A diagram of how much heat different colored shirts absorb, black being the hottest, and white being the coolest.
A diagram of how much heat different colored shirts absorb, black being the hottest, and white being the coolest.
  • Dress appropriately: Wear lightweight, loose-fitting clothing that allows for better air circulation. Opt for breathable fabrics like linen that wick away moisture from your skin, helping to keep you cooler. Covering your skin to avoid sunburn is a good idea, but avoid synthetic materials like polyester. If you wear metal armor, do not leave it in the sun. If possible, paint it or cover it with a tunic or tabard. Metal absorbs heat extremely well and will bake you inside of it. Color can also make a noticeable difference in heat absorption. Be conscious of your summer wear colors.


A wood fae keeping cool with a fan and light clothing.
A wood fae keeping cool with a fan and light clothing.
  • Seek shade and take breaks: Try to find shaded areas to take breaks and rest often. Use this time to hydrate as much as possible.



  • Wear and reapply sunscreen: Sunburns are a huge factor when it comes to your body heat. Make sure to protect your skin from cooking.


  • Use cooling methods: Use cooling methods to lower your body temperature, such as applying cooling towels to your neck, wrists, or forehead. You can also mist yourself with water or use handheld fans to create airflow.


  • Know your limits: Be aware of your body's tolerance to heat and adjust your activities accordingly. If you start feeling unwell or experience symptoms of heat exhaustion, stop the activity and seek a cooler environment. Don’t push yourself to attend mods and be sure to remove excess armor or heavy pieces of clothing if necessary.


An Orc and a Wood Fae checking on another character on the forest floor.
An Orc and a Wood Fae checking on another character on the forest floor.
  • Keep an eye on each other: Some people find it difficult to notice the symptoms that occur when heat exhaustion sets in or may have their mental state affected by the heat. Keep an eye out for anyone who may seem to be acting differently and check in to see if they’re okay.

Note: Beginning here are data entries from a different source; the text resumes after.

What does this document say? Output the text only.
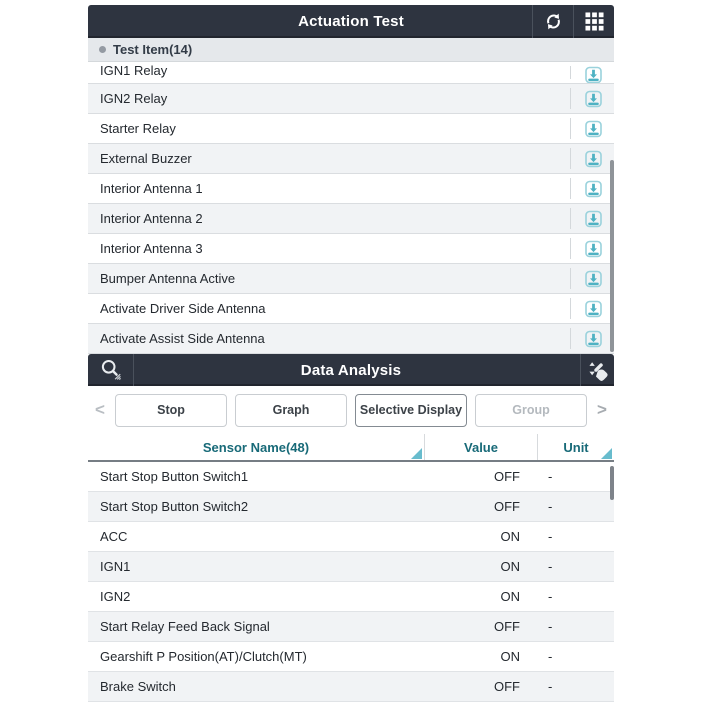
Actuation Test
Test Item(14)
IGN1 Relay
IGN2 Relay
Starter Relay
External Buzzer
Interior Antenna 1
Interior Antenna 2
Interior Antenna 3
Bumper Antenna Active
Activate Driver Side Antenna
Activate Assist Side Antenna
Data Analysis
<	Stop	Graph	Selective Display	Group	>
Sensor Name(48)	Value	Unit
Start Stop Button Switch1	OFF	-
Start Stop Button Switch2	OFF	-
ACC	ON	-
IGN1	ON	-
IGN2	ON	-
Start Relay Feed Back Signal	OFF	-
Gearshift P Position(AT)/Clutch(MT)	ON	-
Brake Switch	OFF	-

  • Stay informed: Pay attention to weather forecasts and heat advisories in your area. Stay updated on temperature and heat index values, and take necessary precautions when extreme heat is expected. For the most accurate weather forecast, search in the area of Curran, On, the nearest town to our site.

In the event that the heat still gets to you, make your way to NPC camp and ask to speak to a medical marshal. They will be able to help you make informed decisions on what steps to take next.